Avant la conférence d'adieux qui devrait avoir lieu lundi prochain, Paolo Maldini s'est entretenu avec la Gazzetta dello Sport pour parler de ce triste dimanche.
Paolo, pourquoi vous ont-ils ruiné la fête ?
« Je ne le sais pas, vraiment. J'ai toujours eu un comportement linéaire en suivant mes idées et en respectant tout le monde. Je n'ai pas fréquenté le monde des tifosi mais pas par snobisme : à cause du nom de famille que j'ai toujours dû démontrer quelque chose. Et donc j'ai choisi d'être jugé uniquement pour ce que je faisais sur le terrain. Certains voient cela comme un signe de respect envers le monde rossonero et le club et d'autres prennent cela comme une insulte contre eux. »
Qu'est ce qui vous a déçu ?
« Le silence du club : je n'ai pas apprécié que personne ne prenne position. Il n'y a eu aucun commentaire : du Président jusqu'en bas, aucun dirigeant n'a pris la parole. Je suis peut être idéaliste mais je crois qu'un club comme le Milan doit se dissocier de certains épisodes. »

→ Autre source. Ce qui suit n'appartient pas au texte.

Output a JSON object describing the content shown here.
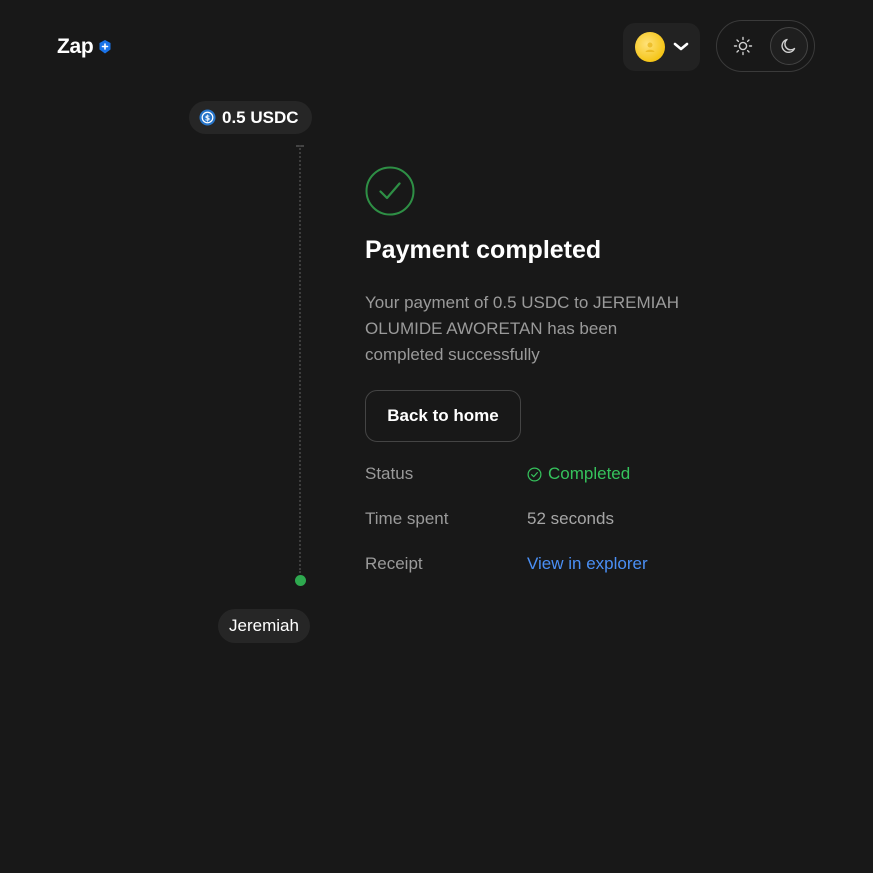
{
  "header": {
    "logo_text": "Zap",
    "logo_badge_color": "#1a73e8",
    "avatar_icon": "user-avatar",
    "menu_icon": "chevron-down-icon",
    "theme": {
      "light_icon": "sun-icon",
      "dark_icon": "moon-icon",
      "active": "dark"
    }
  },
  "timeline": {
    "amount_label": "0.5 USDC",
    "token_icon": "usdc-icon",
    "recipient_label": "Jeremiah",
    "dot_color": "#2ea94f"
  },
  "result": {
    "icon": "check-circle-icon",
    "title": "Payment completed",
    "message": "Your payment of 0.5 USDC to JEREMIAH OLUMIDE AWORETAN has been completed successfully",
    "back_button_label": "Back to home"
  },
  "details": {
    "status_label": "Status",
    "status_value": "Completed",
    "status_color": "#35c25c",
    "time_label": "Time spent",
    "time_value": "52 seconds",
    "receipt_label": "Receipt",
    "receipt_link_text": "View in explorer",
    "link_color": "#4a8ff5"
  }
}
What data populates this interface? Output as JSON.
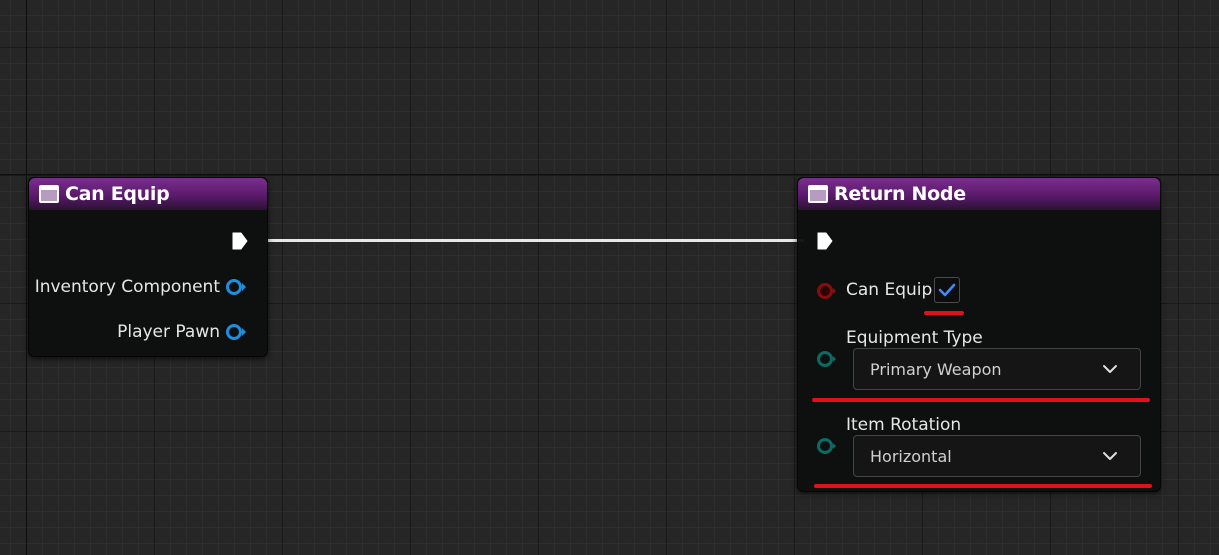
{
  "graph": {
    "nodes": {
      "can_equip": {
        "title": "Can Equip",
        "outputs": [
          {
            "label": "Inventory Component",
            "pin_icon": "object-pin-icon"
          },
          {
            "label": "Player Pawn",
            "pin_icon": "object-pin-icon"
          }
        ]
      },
      "return_node": {
        "title": "Return Node",
        "inputs": {
          "can_equip": {
            "label": "Can Equip",
            "checked": true
          },
          "equipment_type": {
            "label": "Equipment Type",
            "value": "Primary Weapon"
          },
          "item_rotation": {
            "label": "Item Rotation",
            "value": "Horizontal"
          }
        }
      }
    }
  },
  "colors": {
    "header_purple": "#7a2e8e",
    "bool_pin": "#8a0d0d",
    "enum_pin": "#0b6b64",
    "object_pin": "#1c8fe0",
    "checkmark": "#3d8bff",
    "highlight_underline": "#e0111c"
  }
}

Vous avez tout de suite répondu aux tifosi avec des mots très durs.
« Ce fut une réaction instinctive et donc peut-être mauvaise. Mais elle a été dictée par le moment : j'étais un homme touché. Je n'ai pas eu la possibilité de penser : c'étaient une réponse à une action préméditée depuis des jours, des mois et peut-être même des années. Je suis un homme avec des sentiments et des faiblesses. »
« Fier de ne pas être l'un d'eux ». Vous confirmez ?

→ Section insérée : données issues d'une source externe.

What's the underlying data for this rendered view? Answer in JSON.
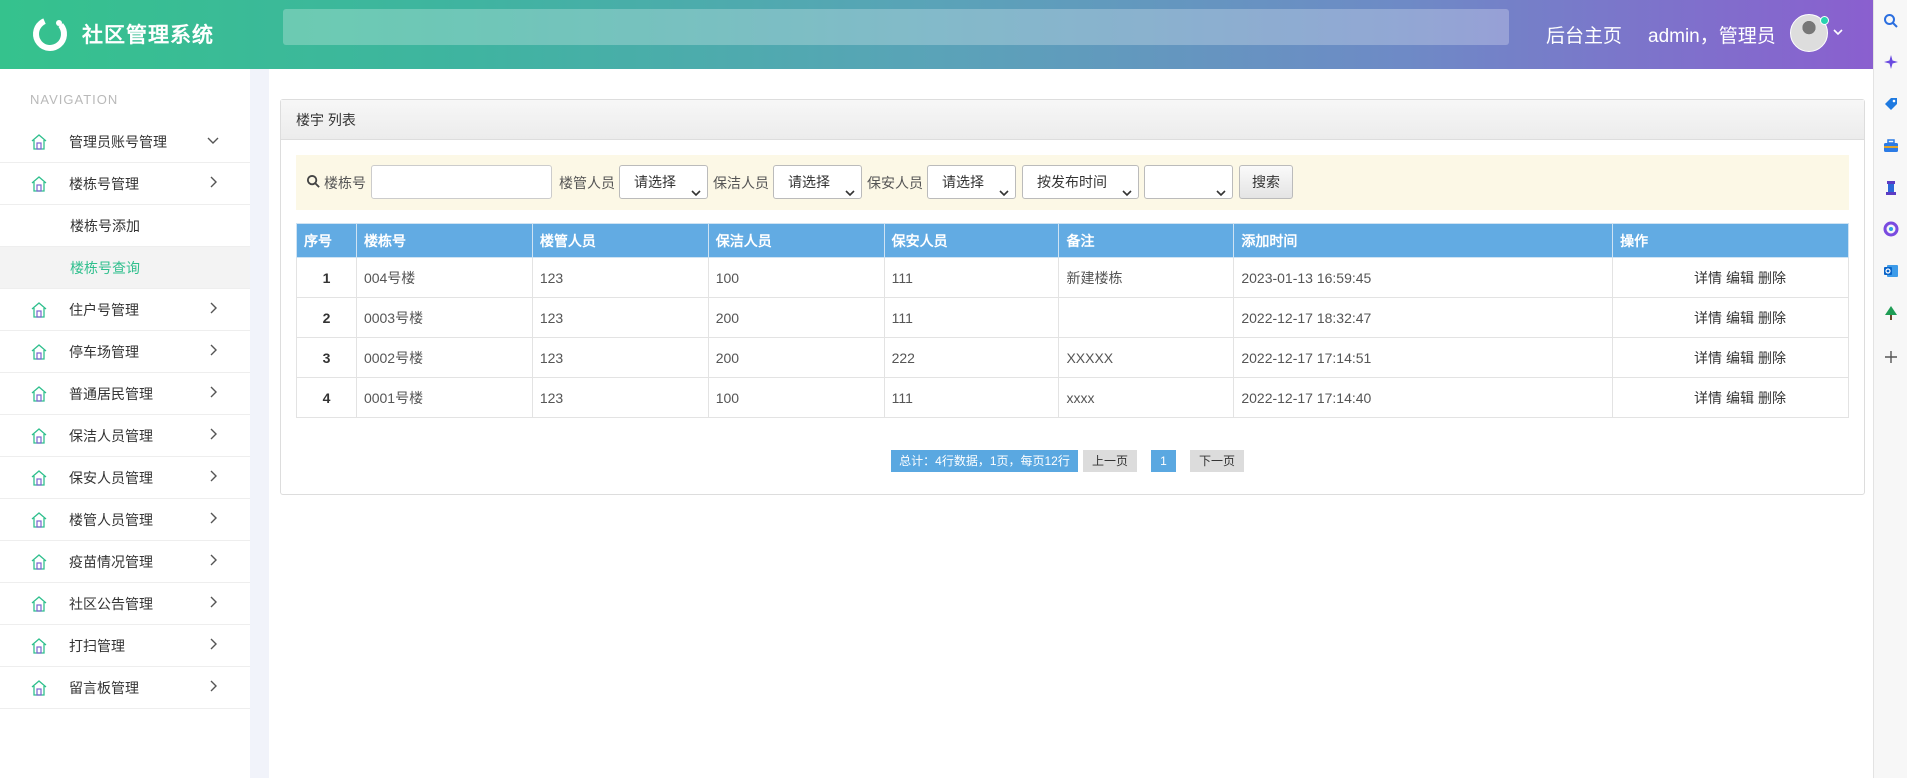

« Oui, évidemment. On ne peut pas nier le fait que je sois milanista et que j'aie tout donné pour ce maillot. Malgré cela j'ai été contesté à plusieurs reprises. Ca faisait six mois que j'étais capitaine lorsqu'ils écrivèrent sur une banderole que je n'étais pas digne du brassard et en bas de chez moi était écrit « Moins d'Hollywood et plus de travail ». A moi ? Mais ce sont des choses qui m'ont fait grandir : j'ai fait grandir en moi une liberté intellectuelle et d'expression à laquelle je ne renoncerai jamais. »
Christian et Daniel, vos fils, vous ont-ils posé des questions ?

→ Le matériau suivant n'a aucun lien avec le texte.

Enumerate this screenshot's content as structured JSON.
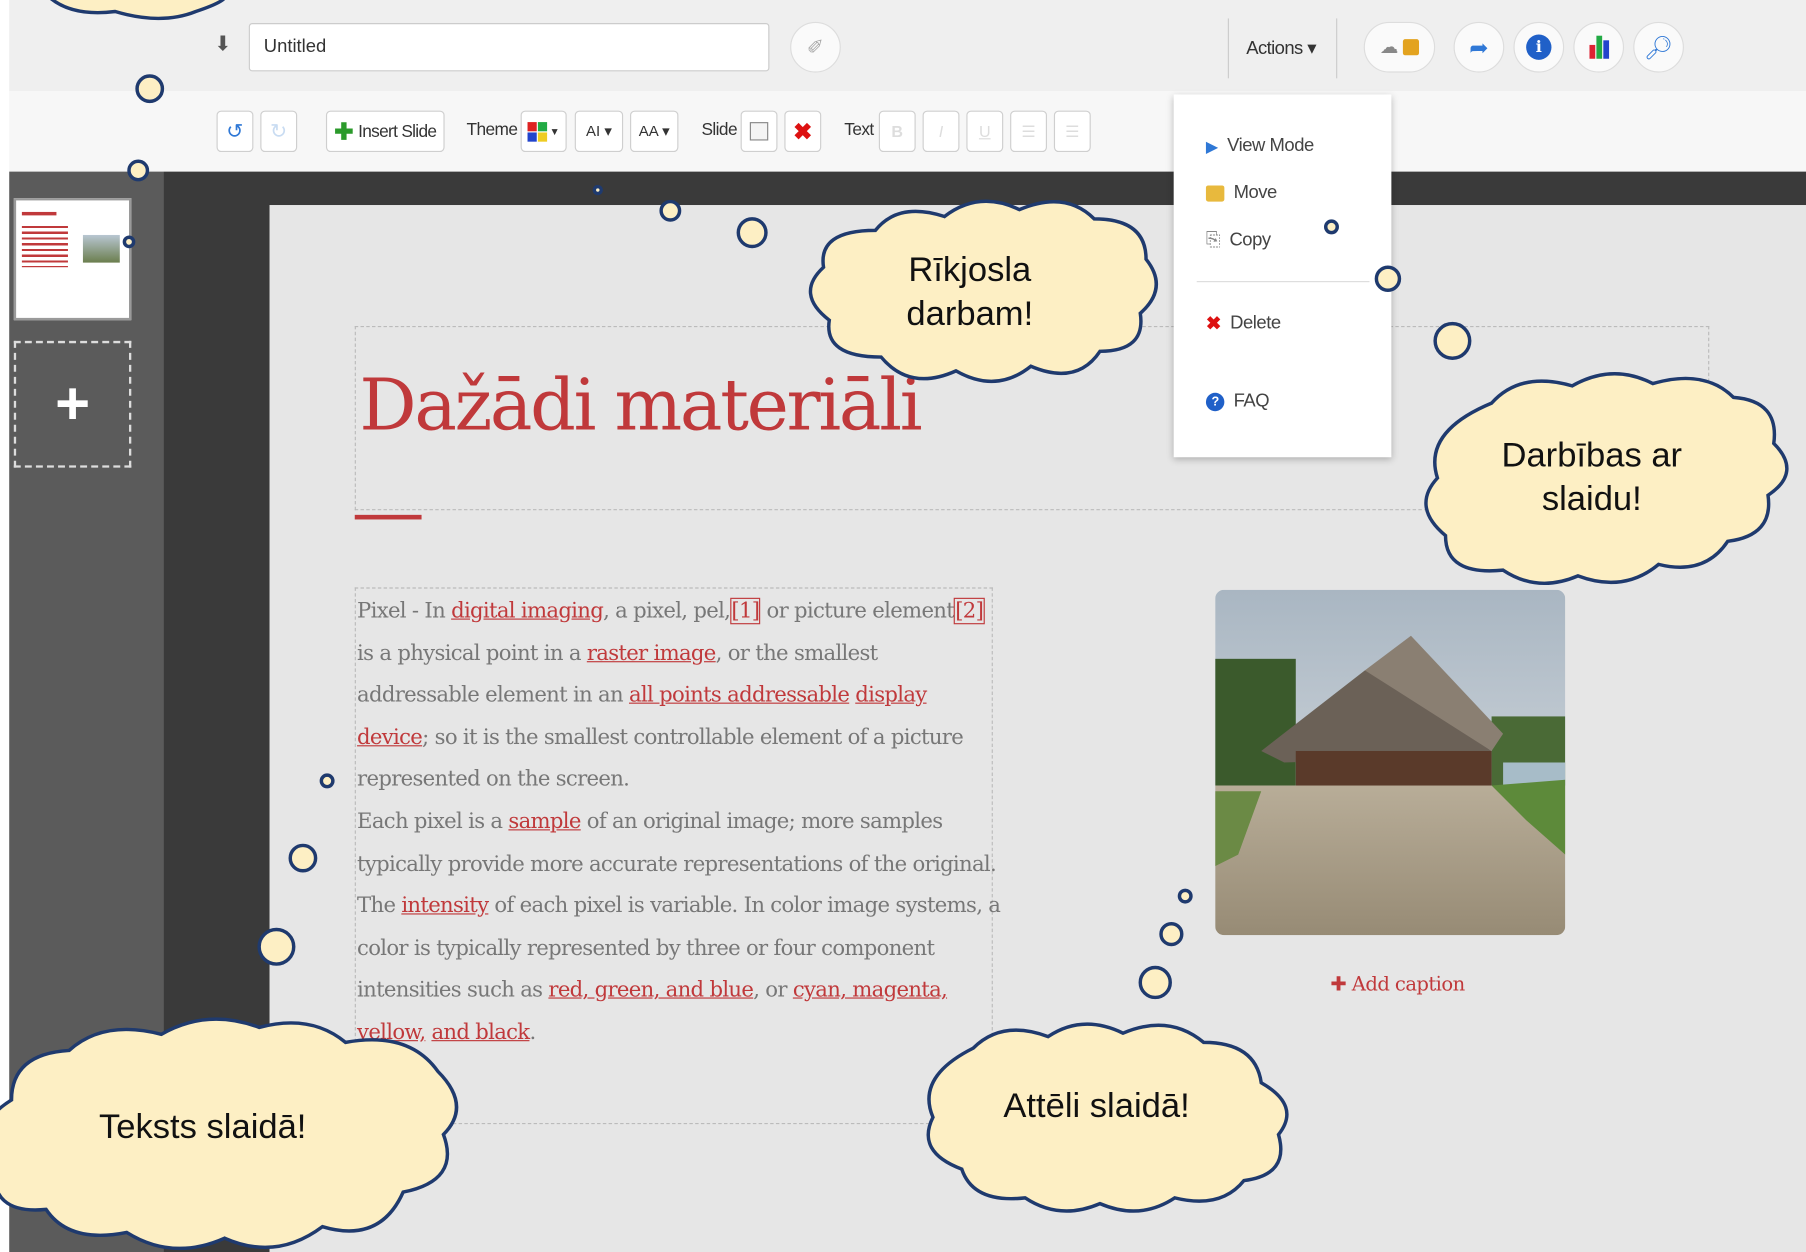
{
  "header": {
    "title_value": "Untitled",
    "actions_label": "Actions ▾"
  },
  "toolbar": {
    "insert_slide": "Insert Slide",
    "theme_label": "Theme",
    "font_btn": "AI ▾",
    "size_btn": "AA ▾",
    "slide_label": "Slide",
    "text_label": "Text",
    "text_buttons": [
      "B",
      "I",
      "U"
    ]
  },
  "actions_menu": {
    "items": [
      {
        "label": "View Mode",
        "icon": "play-icon"
      },
      {
        "label": "Move",
        "icon": "folder-icon"
      },
      {
        "label": "Copy",
        "icon": "copy-icon"
      },
      {
        "label": "Delete",
        "icon": "delete-icon"
      },
      {
        "label": "FAQ",
        "icon": "help-icon"
      }
    ]
  },
  "sidebar": {
    "add_slide": "+"
  },
  "slide": {
    "title": "Dažādi materiāli",
    "image_caption_button": "✚ Add caption",
    "body": {
      "p1": [
        "Pixel - In ",
        "digital imaging",
        ", a pixel, pel,",
        "[1]",
        " or picture element",
        "[2]",
        " is a physical point in a ",
        "raster image",
        ", or the smallest addressable element in an ",
        "all points addressable",
        " ",
        "display device",
        "; so it is the smallest controllable element of a picture represented on the screen."
      ],
      "p2": [
        "Each pixel is a ",
        "sample",
        " of an original image; more samples typically provide more accurate representations of the original. The ",
        "intensity",
        " of each pixel is variable. In color image systems, a color is typically represented by three or four component intensities such as ",
        "red, green, and blue",
        ", or ",
        "cyan, magenta, yellow,",
        " ",
        "and black",
        "."
      ]
    }
  },
  "callouts": {
    "toolbar": [
      "Rīkjosla",
      "darbam!"
    ],
    "actions": [
      "Darbības ar",
      "slaidu!"
    ],
    "text": "Teksts slaidā!",
    "images": "Attēli slaidā!"
  },
  "colors": {
    "accent": "#c0393b",
    "cloud_fill": "#fdefc4",
    "cloud_stroke": "#1f3a6e"
  }
}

« Non mais Christian a compris et même Daniel, qui est futé, a compris quelque chose. A la maison ils ont tous les deux écouté les commentaires que je faisais avec ma femme. Cet épisode a une signification beaucoup trop grande. »
Et ils vous ont gâché la fête.
« Qui était très belle, exactement comme je l'avais rêvée. Soleil, chaleur, match l'après-midi comme lors de mes débuts, un stade plein, la famille et 70'000 personnes qui m'ont acclamé. Dommage pour ces 500 qui ont voulu me ruiner la fête. »
Vous rappelez-vous de tensions entre vous et les ultràs durant le passé ?
« Il y a deux vrais épisodes. Le premier à Istanbul où, même en perdant, nous avions disputé une splendide finale, nous étions largement meilleurs que Liverpool. A l'aéroport nous avons été contestés : « Vous devez vous excuser ». Moi je jouais depuis toute une vie et je devais m'excuser auprès d'un garçon de 20 ans ? Et m'excuser de quoi ? D'avoir perdu une finale de manière extraordinaire ? En plus lors de la finale les tifosi de Liverpool ont surclassé les rossoneri. A 3-0 on entendait seulement les anglais et ensuite plus fort, toujours plus fort...A l'aéroport il y a eu des très gros mots et nous avons risqué d'en venir aux mains. »
Et le deuxième épisode ?
« A Monaco lors de la Supercoupe 2007. Les ultràs faisaient la grève et ils interdisaient à tout le monde de nous encourager. Ensuite en championnat nous avons joué durant des mois dans une ambiance irréelle. L'équipe souffrait de cette situation et j'en parlais justement à la Gazzetta. Ce fut une interview d'un capitaine qui apparemment n'a pas plu à tout le monde. Une rencontre avec été organisée avec quelques ultràs pour régler la chose durant laquelle j'ai répété ce que j'avais dit à la Gazzetta en expliquant que je le faisais pour le bien du Milan. »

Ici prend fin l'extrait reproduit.